Ко всеобщему удовлетворению, модель прямо на экране компьютера эволюционировала в сложный глаз. На заготовке появилось углубление, которое вскоре приобрело конусовидную форму; полупрозрачный слой начал утолщаться, заполняя собой углубление и выпирая наружу, тем самым образуя роговицу. Внутри прозрачного слоя как раз на нужном месте появился сферический хрусталик с более высоким коэффициентом преломления, напоминающий многими деталями великолепно продуманную оптическую конструкцию рыбьего глаза. Чтобы оценить, как долго этот процесс развития глаза занял бы в реальном времени, Нилсон и Пелджер встроили в программу пессимистические прогнозы относительно наследуемости, вариативности в популяции и преимущества при отборе и даже заставляли мутации происходить только в одном участке «глаза» за одно поколение. Несмотря на это, вся последовательность изменений, в результате которых ровная кожа превратилась в сложный глаз, заняла всего четыреста тысяч поколений – геологическое мгновение159.
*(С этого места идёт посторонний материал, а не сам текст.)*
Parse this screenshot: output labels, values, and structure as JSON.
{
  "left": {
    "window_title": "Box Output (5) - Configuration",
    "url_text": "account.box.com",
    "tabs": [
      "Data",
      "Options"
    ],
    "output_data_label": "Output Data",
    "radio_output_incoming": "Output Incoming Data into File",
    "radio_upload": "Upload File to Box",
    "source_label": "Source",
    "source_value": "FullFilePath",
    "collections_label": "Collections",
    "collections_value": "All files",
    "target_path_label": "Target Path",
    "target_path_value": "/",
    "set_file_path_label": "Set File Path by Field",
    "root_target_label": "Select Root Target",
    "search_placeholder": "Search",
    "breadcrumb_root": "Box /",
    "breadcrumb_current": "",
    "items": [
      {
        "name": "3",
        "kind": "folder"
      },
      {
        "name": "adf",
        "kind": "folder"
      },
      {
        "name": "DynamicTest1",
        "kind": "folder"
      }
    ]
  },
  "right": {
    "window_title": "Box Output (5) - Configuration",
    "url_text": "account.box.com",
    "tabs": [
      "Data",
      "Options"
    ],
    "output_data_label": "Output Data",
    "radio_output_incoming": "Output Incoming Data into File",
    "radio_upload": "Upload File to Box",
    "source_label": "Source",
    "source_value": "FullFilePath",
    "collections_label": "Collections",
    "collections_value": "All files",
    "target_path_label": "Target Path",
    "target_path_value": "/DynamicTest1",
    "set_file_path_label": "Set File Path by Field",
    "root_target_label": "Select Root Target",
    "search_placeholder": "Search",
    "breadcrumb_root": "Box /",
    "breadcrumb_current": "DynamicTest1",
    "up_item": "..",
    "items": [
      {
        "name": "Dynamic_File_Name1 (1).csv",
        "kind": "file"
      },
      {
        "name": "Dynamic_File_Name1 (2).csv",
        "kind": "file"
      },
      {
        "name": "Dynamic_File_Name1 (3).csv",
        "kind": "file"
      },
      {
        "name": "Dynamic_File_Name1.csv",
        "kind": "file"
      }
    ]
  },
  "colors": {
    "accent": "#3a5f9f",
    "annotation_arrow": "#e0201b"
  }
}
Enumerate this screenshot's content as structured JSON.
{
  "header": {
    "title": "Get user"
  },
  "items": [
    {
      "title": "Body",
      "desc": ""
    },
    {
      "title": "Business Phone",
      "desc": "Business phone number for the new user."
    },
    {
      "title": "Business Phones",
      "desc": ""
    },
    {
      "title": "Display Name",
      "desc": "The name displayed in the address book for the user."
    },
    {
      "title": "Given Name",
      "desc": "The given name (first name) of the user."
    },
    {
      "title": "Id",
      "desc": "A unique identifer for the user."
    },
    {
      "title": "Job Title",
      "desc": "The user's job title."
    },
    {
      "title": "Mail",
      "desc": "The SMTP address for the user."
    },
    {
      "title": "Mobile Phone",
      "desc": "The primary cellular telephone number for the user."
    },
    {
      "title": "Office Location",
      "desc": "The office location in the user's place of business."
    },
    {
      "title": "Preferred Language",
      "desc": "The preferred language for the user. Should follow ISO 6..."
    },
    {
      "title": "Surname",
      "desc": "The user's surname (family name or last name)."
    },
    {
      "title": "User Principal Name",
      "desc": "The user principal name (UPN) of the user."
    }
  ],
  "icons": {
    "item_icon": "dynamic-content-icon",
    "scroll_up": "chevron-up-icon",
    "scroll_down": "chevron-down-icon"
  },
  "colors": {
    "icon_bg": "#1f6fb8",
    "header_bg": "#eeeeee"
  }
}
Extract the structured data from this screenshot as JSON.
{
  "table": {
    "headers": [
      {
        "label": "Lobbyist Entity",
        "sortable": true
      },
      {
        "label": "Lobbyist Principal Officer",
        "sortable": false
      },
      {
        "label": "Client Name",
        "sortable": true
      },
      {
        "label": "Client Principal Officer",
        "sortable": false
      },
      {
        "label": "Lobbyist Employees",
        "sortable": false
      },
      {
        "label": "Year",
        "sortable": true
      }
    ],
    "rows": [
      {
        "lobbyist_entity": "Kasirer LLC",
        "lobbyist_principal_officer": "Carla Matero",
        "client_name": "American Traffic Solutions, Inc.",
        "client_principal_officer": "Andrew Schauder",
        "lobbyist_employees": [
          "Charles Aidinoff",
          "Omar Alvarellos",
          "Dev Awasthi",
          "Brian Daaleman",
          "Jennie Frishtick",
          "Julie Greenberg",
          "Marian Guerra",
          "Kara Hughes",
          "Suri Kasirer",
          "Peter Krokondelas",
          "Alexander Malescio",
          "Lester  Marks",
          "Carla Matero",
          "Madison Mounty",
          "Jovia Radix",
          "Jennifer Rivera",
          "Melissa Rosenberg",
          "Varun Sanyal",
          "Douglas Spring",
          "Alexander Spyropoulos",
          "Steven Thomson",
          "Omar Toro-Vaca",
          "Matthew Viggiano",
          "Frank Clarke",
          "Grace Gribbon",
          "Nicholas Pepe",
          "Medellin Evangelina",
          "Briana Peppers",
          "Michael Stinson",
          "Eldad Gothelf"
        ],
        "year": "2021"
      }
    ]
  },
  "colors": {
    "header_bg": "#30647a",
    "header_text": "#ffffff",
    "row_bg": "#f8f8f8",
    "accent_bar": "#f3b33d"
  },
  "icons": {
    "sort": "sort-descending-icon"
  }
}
Я сделал обзор аргументов современной науки в пользу теории естественного отбора, потому что очень многие люди относятся к ней враждебно160. Я имею в виду не фундаменталистов «библейского пояса» США, а профессоров из самых крупных университетов Америки. Вновь и вновь я слышу возражения: эта теория – порочный круг; что толку в половине глаза; как структура может появиться в результате случайной мутации; было недостаточно времени; Гулд опроверг теорию; сложность появляется сама собой; физика рано или поздно докажет, что теория устарела…

Людям ужасно хочется, чтобы дарвинизм был ложью. Поставленный Деннеттом диагноз Опасной Идеи Дарвина таков: естественный отбор подразумевает, что развитие Вселенной, включая человека, не подчиняется никакому плану. Несомненно, это весомая причина, но есть и еще одна: люди, которые изучают мышление, предпочитают не думать о том, как оно сформировалось, потому что иначе их драгоценные теории просто рухнут. Разные ученые в разное время заявляли, что мозг заранее оснащен пятьюдесятью тысячами концептов (включая такие, как «карбюратор» и «тромбон»), что ограничения по мощности не позволяют человеческому мозгу решать проблемы, которые с легкостью решают пчелы, что язык создан для красоты, а не для пользы, что люди в племенах убивают своих детей, чтобы защитить экосистему от перенаселения людьми, что дети скрывают неосознанное желание к совокуплению с собственными родителями, что людей можно с такой же легкостью приучить радоваться мысли о неверности супруга, как и огорчаться от этой мысли. Когда им сообщают, что подобные утверждения неправдоподобны с точки зрения эволюции, они начинают критиковать теорию эволюции вместо того, чтобы еще раз подумать над своим утверждением. Поистине поразительно, сколько сил потрачено научным сообществом, чтобы опровергнуть дарвинизм.

Одно из утверждений заключается в том, что обратное проектирование, стремление раскрыть функции органов (которое, по моему мнению, должно быть применено к человеческому мозгу) – симптом заболевания, которое называется «адаптационизм». Получается, если ты считаешь, что у любого аспекта организма есть своя функция, то ты просто обязан считать, что у любого аспекта вообще есть своя функция, что обезьяны имеют коричневую окраску для того, чтобы прятаться среди кокосов. Генетик Ричард Левонтин, например, определил адаптационизм как «такой подход к эволюционным исследованиям, который допускает без каких-либо доказательств, что любой аспект морфологии, физиологии и поведения организмов представляет собой оптимальное адаптивное решение какой-либо проблемы»161. Нет нужды говорить, что это было бы безумием. Ни один человек в здравом уме не стал бы полагать, что сложный орган – это адаптация, то есть продукт естественного отбора, одновременно считая, что признаки организма, не являющиеся сложными органами, – продукт дрейфа или побочный продукт какой-либо другой адаптации. Любой согласится с тем, что красный цвет крови был отобран не сам по себе, а как побочный результат отбора в пользу молекулы, переносящей кислород, которая совершенно случайно оказалась красной. Это не означает, что способность глаза видеть может оказаться побочным продуктом отбора в пользу чего-то еще.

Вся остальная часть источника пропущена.